Finding the right data for your research can often be a daunting task... especially when faced with a vast archive of over 5000 datasets with 180 million files to choose from, such as in the CEDA archive! However, CEDA are pleased to announce a major step towards helping resolve this conundrum; bringing the power of industry search tools and direct metadata harvesting at scale to solve these problems.
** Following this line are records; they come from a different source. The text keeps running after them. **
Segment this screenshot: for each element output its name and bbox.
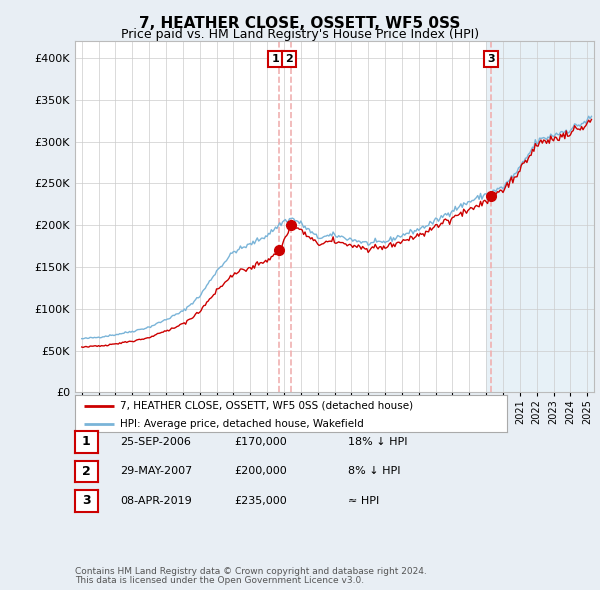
Text: HPI: Average price, detached house, Wakefield: HPI: Average price, detached house, Wake… — [121, 419, 364, 429]
Text: 2: 2 — [285, 54, 293, 64]
Text: 7, HEATHER CLOSE, OSSETT, WF5 0SS (detached house): 7, HEATHER CLOSE, OSSETT, WF5 0SS (detac… — [121, 401, 413, 411]
Text: ≈ HPI: ≈ HPI — [348, 496, 379, 506]
Text: 7, HEATHER CLOSE, OSSETT, WF5 0SS: 7, HEATHER CLOSE, OSSETT, WF5 0SS — [139, 16, 461, 31]
Text: £170,000: £170,000 — [234, 437, 287, 447]
Text: 1: 1 — [272, 54, 280, 64]
Text: 3: 3 — [82, 494, 91, 507]
Text: £235,000: £235,000 — [234, 496, 287, 506]
Text: 3: 3 — [487, 54, 494, 64]
Text: Contains HM Land Registry data © Crown copyright and database right 2024.: Contains HM Land Registry data © Crown c… — [75, 568, 427, 576]
Text: 1: 1 — [82, 435, 91, 448]
Text: 18% ↓ HPI: 18% ↓ HPI — [348, 437, 407, 447]
Text: 29-MAY-2007: 29-MAY-2007 — [120, 467, 192, 476]
Text: This data is licensed under the Open Government Licence v3.0.: This data is licensed under the Open Gov… — [75, 576, 364, 585]
Text: 08-APR-2019: 08-APR-2019 — [120, 496, 192, 506]
Text: 8% ↓ HPI: 8% ↓ HPI — [348, 467, 401, 476]
Text: 25-SEP-2006: 25-SEP-2006 — [120, 437, 191, 447]
Bar — [486, 41, 594, 392]
Text: 2: 2 — [82, 465, 91, 478]
Text: Price paid vs. HM Land Registry's House Price Index (HPI): Price paid vs. HM Land Registry's House … — [121, 28, 479, 41]
Text: £200,000: £200,000 — [234, 467, 287, 476]
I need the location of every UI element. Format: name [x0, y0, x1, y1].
The CEDA Catalogue now allows users to search by "variable". This work builds upon a significant project to scan all data files (100s of millions) in the CEDA Archive and to index the resulting metadata into a single store. CEDA's new data search allows you to search by:
A free-text search now queries metadata held in titles, abstracts and keywords within the major catalogue records. It also queries the various variable names that are found in the data files. When the user visits the catalogue record, she will see a list of variables (and their associated attributes, such as "units") available for the selected dataset.
For example, through the catalogue search you can generate a query for "ozone". An example hit will take you here. Inside the "Variables" tab you will find a list of variables inside the data files, see Figure 1 below.
Figure 1. Example of variable tab from the ozone search result on the CEDA catalogue, as described above. The variables tab shows 24 parameters with additional information such as standard names, long names, and units.
Search results can also be filtered by the different record types in the catalogue and re-ordered based on your preference: by search relevance or in alphabetical order. In addition, variable information is available on dataset records linking long and standard names with variable IDs and units to provide a fuller picture of the data holdings.
This is part of a new, improved search tool on the CEDA Catalogue, which we'll be developing further over the coming months to bring even more enhanced search features. This functionality is new and we encourage users to share their feedback on how it can be improved.
Using ElasticSearch technology and harvesting the power of the JASMIN system, this project provides a highly scalable indexing solution that supports a rich and flexible query model. CEDA can now easily join up our extensive data catalogue with variable details harvested directly from each file in the entire archive; resulting in enhanced catalogue search functionality and variable listings on catalogue records.